Sand, like some other long-time customers, says she won't miss Fink's non-kosher entrees. "I never even noticed the bacon or shrimp on the menu. I always ordered the goulash and schnitzel," she said.

Muli Azrieli, who has owned and managed Fink's for 25 years, and whose late father-in-law, David Rothschild, bought the restaurant from Moshe Fink in 1946, says that since his decision to overhaul the kitchen and apply for a kosher certificate through the Jerusalem rabbinate, his customer base has become wider and business has slowly begun to pick up. "We got to a point where we were secluding ourselves," he says. "I'm excluding less people now than I ever was before."

A large number of religious Anglos have begun frequenting Fink's, Azrieli reports, nodding to a bearded man who entered the restaurant and glanced around for a few moments before asking, in heavily accented Hebrew, to see a menu. The community of "modern religious" English-speakers in Jerusalem is attracted to Fink's because of the restaurant's European cuisine, he says. "In New York, they grew up on goulash and schnitzel, not on hummus, kabab and shislik."

Dan Marriott, who immigrated to Israel from London eight years ago, says that he heard about the Fink's news through eLuna, a Web site for religious Anglos in Israel. "I used to come here before it became kosher just to get a drink with some friends," he said.

Marriott, who got married earlier this month in Jerusalem, had his bachelor party in Fink's, and then returned again with his parents, who were visiting from London. "I'm attracted to this sort of place because it reminds me of the culture in which I grew up," he says. "It's quiet, gentle and authentic."

The wood paneling, subdued ambiance, and attentive service remind other Anglos of home as well. American-born Rachel Weiner says that dining in Fink's takes her back to New York. "There aren't too many lights and the music is quiet," she says. "I just don't feel like I am in an Israeli restaurant." Adds her husband, Meir: "Israeli restaurants give up intimacy for space and so they have the effect of a conveyor belt ... This is a great place for Americans, who have a culture of eating out, and who have a few extra dollars to spend." Like other religious Jerusalemites, the Weiners wouldn't have dared enter Fink's until four weeks ago.

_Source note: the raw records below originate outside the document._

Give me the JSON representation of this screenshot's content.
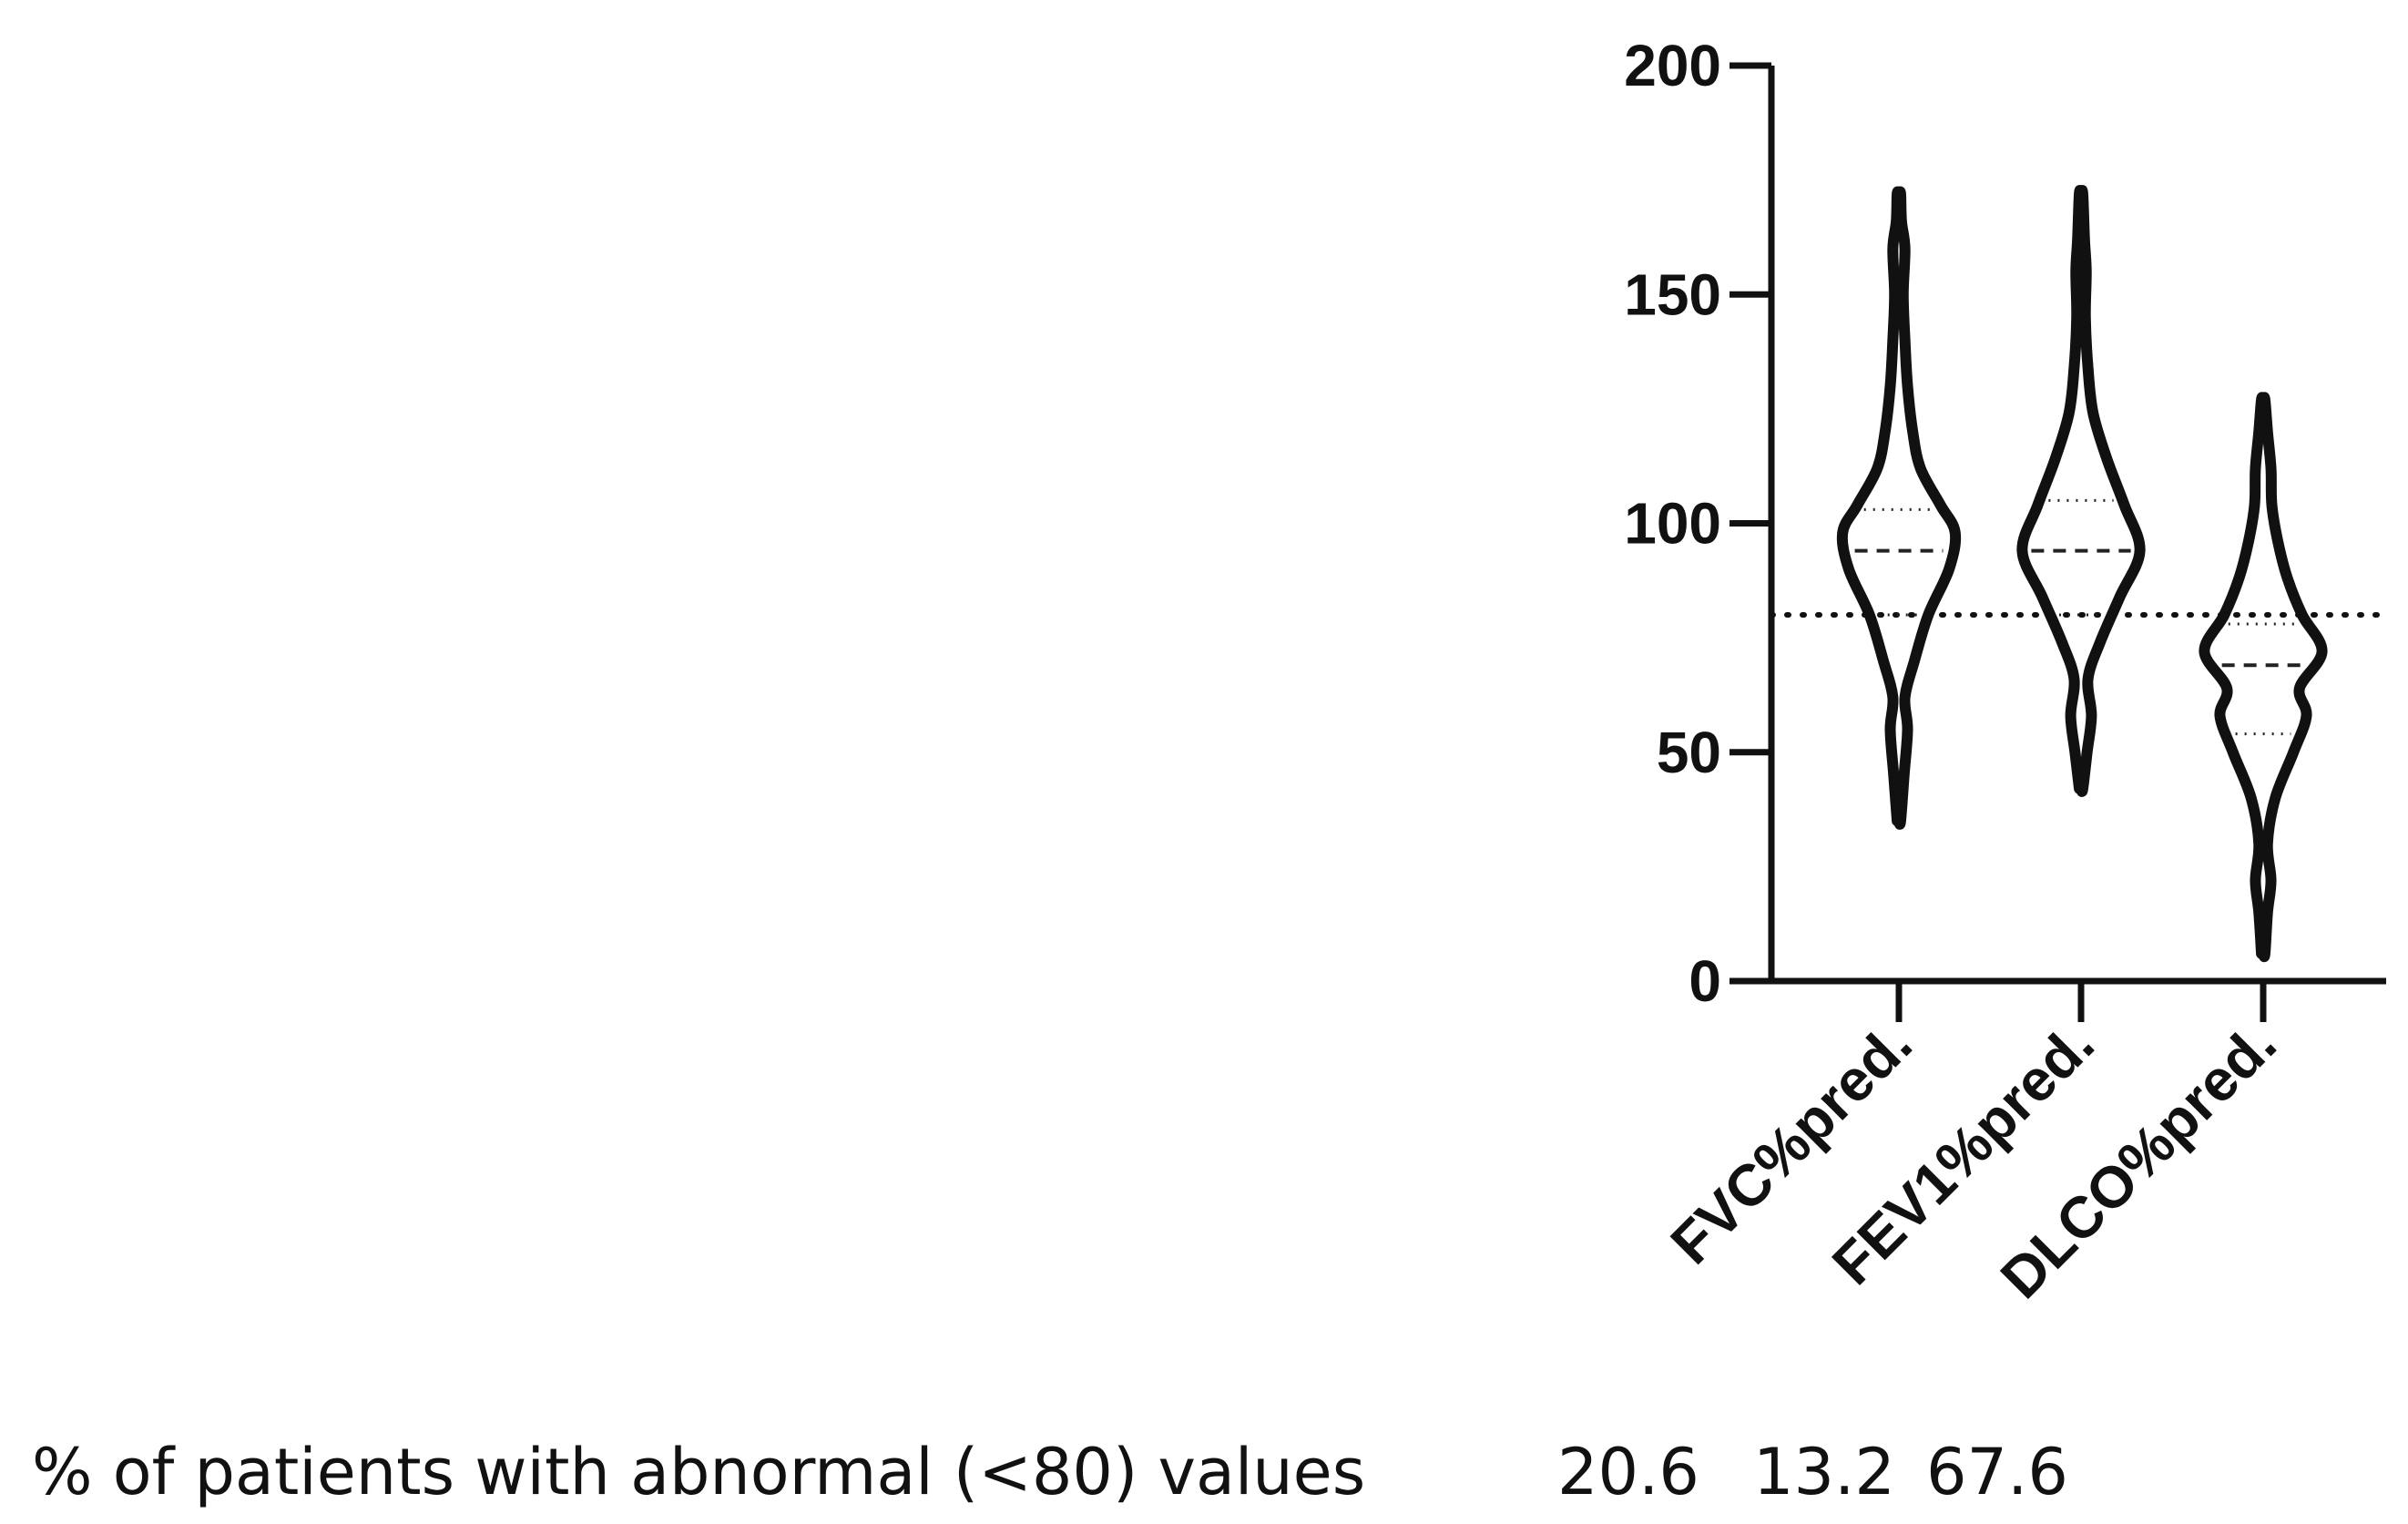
{
  "chart_data": {
    "type": "violin",
    "title": "",
    "xlabel": "",
    "ylabel": "",
    "ylim": [
      0,
      200
    ],
    "yticks": [
      0,
      50,
      100,
      150,
      200
    ],
    "reference_line": 80,
    "categories": [
      "FVC%pred.",
      "FEV1%pred.",
      "DLCO%pred."
    ],
    "series": [
      {
        "name": "FVC%pred.",
        "min": 35,
        "max": 172,
        "q1": 80,
        "median": 94,
        "q3": 103,
        "profile": [
          [
            35,
            0.02
          ],
          [
            45,
            0.06
          ],
          [
            55,
            0.1
          ],
          [
            62,
            0.07
          ],
          [
            70,
            0.18
          ],
          [
            80,
            0.34
          ],
          [
            90,
            0.58
          ],
          [
            98,
            0.65
          ],
          [
            104,
            0.48
          ],
          [
            112,
            0.25
          ],
          [
            120,
            0.16
          ],
          [
            130,
            0.1
          ],
          [
            140,
            0.07
          ],
          [
            150,
            0.05
          ],
          [
            160,
            0.07
          ],
          [
            166,
            0.03
          ],
          [
            172,
            0.02
          ]
        ]
      },
      {
        "name": "FEV1%pred.",
        "min": 42,
        "max": 172,
        "q1": 80,
        "median": 94,
        "q3": 105,
        "profile": [
          [
            42,
            0.02
          ],
          [
            50,
            0.07
          ],
          [
            58,
            0.12
          ],
          [
            66,
            0.08
          ],
          [
            74,
            0.22
          ],
          [
            84,
            0.45
          ],
          [
            94,
            0.68
          ],
          [
            104,
            0.5
          ],
          [
            114,
            0.3
          ],
          [
            124,
            0.14
          ],
          [
            134,
            0.08
          ],
          [
            145,
            0.05
          ],
          [
            155,
            0.06
          ],
          [
            162,
            0.04
          ],
          [
            172,
            0.02
          ]
        ]
      },
      {
        "name": "DLCO%pred.",
        "min": 6,
        "max": 127,
        "q1": 54,
        "median": 69,
        "q3": 78,
        "profile": [
          [
            6,
            0.02
          ],
          [
            15,
            0.05
          ],
          [
            22,
            0.09
          ],
          [
            30,
            0.05
          ],
          [
            40,
            0.14
          ],
          [
            50,
            0.35
          ],
          [
            58,
            0.5
          ],
          [
            64,
            0.42
          ],
          [
            72,
            0.68
          ],
          [
            80,
            0.45
          ],
          [
            88,
            0.28
          ],
          [
            96,
            0.17
          ],
          [
            104,
            0.1
          ],
          [
            112,
            0.09
          ],
          [
            120,
            0.05
          ],
          [
            127,
            0.02
          ]
        ]
      }
    ],
    "footnote": {
      "label": "% of patients with abnormal (<80) values",
      "values": [
        "20.6",
        "13.2",
        "67.6"
      ]
    }
  }
}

But despite the new customer increase, Azrieli admits that he has suffered, albeit slightly, as a result of the decision that some die-hard Fink's patrons are calling revolutionary. Pointing to a clock that's been fixed on the wall at Fink's since 1942, Azrieli said: "If I decided one day to take that off the wall, someone would notice. If that throws people off, imagine what a stir it caused when I decided to make Fink's kosher."

A few Fink's former-loyalists were insulted by the decision and a handful of customers have called Azrieli a traitor. "People look at this as just another victory for the religious," he says, and Fink's was always seen as a secular stronghold, even despite Jerusalem's changing religious demographic.

The decision to become kosher was not easy, Azrieli admits. In years past, people had to reserve tables weeks, and sometimes months in advance. Azrieli proudly talks of the days when Isaac Stern called from an airplane to make a reservation and Henry Kissinger was refused a table, simply because there was no room. "I sat for a few nights in the restaurant by myself before I finally decided," he said. "The last few years have been a catastrophe in our 73-year history ... Our regular customers from overseas stopped coming and foreign journalists were afraid of visiting West Jerusalem. We just couldn't sustain it."

Azrieli realizes he may have to forfeit customers, but shrugging, he says, "What else could I do ... the restaurant is my livelihood."

Pointing to another yarmulke-wearing customer, Azrieli says, "If I look to the future, I don't see the politicians, journalists and diplomats coming back ... Jerusalem now belongs to the people who've stood by it."